Diversity isn’t something that can magically be wished or demanded into existence by standing atop a soapbox and yelling. Diversity is something that will come slowly through the education of our generation.

During a Feb. 9 Palomar Governing Board meeting, Trustee John Halcon denied three English hires based off of not being able to see “the intent for diversity in these three hires.” To say the least, faculty hasn’t exactly taken kindly to voting against hires because their last names are too white.

In our time interviewing faculty on how Palomar can in a meaningful way increases diversity in the hiring of faculty, it has fallen back on the fact that the pools that colleges are picking potential hires from simply aren’t diversely deep enough.

This isn’t a fault of Palomar’s faculty or the administration, it’s a fault of the collegiate system and the lack of incentives and opportunity for minority groups to pursue higher education.

The thing is that diversity takes time.
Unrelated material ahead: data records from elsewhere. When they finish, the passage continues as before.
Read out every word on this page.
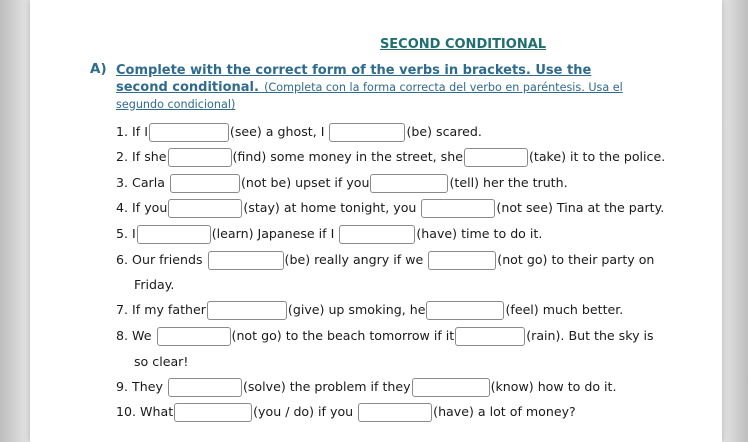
SECOND CONDITIONAL
A) Complete with the correct form of the verbs in brackets. Use the second conditional. (Completa con la forma correcta del verbo en paréntesis. Usa el segundo condicional)
1. If I	(see) a ghost, I	(be) scared.
2. If she	(find) some money in the street, she	(take) it to the police.
3. Carla	(not be) upset if you	(tell) her the truth.
4. If you	(stay) at home tonight, you	(not see) Tina at the party.
5. I	(learn) Japanese if I	(have) time to do it.
6. Our friends	(be) really angry if we	(not go) to their party on
Friday.
7. If my father	(give) up smoking, he	(feel) much better.
8. We	(not go) to the beach tomorrow if it	(rain). But the sky is
so clear!
9. They	(solve) the problem if they	(know) how to do it.
10. What	(you / do) if you	(have) a lot of money?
Time for our students to transfer in four years, bachelor’s programs, master’s programs, and hopefully professorship.

We have to continue encouraging collegiality underrepresented students to pursue careers in higher education by putting the college’s weight behind EOPS-like programs. On a student level creating communities through clubs like Movimiento Estudiantil Chicano de Aztlán (MECHA), Gender and Sexuality Alliance (GSA), and Muslim Student Union (MSU).

The future of Palomar’s diversity is the academic success of our students and the hope that some will move on to teaching.

We at The Telescope, much like the rest of Palomar’s student body, hold a myriad of ethnic backgrounds, religious beliefs and sexual identities. What troubles us and a sizable portion of the faculty is the assumption that diversity only runs skin deep.

Yes, a sizable portion of our campus is Latino; and yes, we need to look at how to ensure the continued upward momentum of our latino community; and yes, it’s commendable that Palomar was ranked in the Top 100 for minority degree producers. But while this is all well and good, what about the diversity that goes deeper than skin tone?

Diversity is something we can all strive for, but it can’t force. We just hope that the board comes to realise that.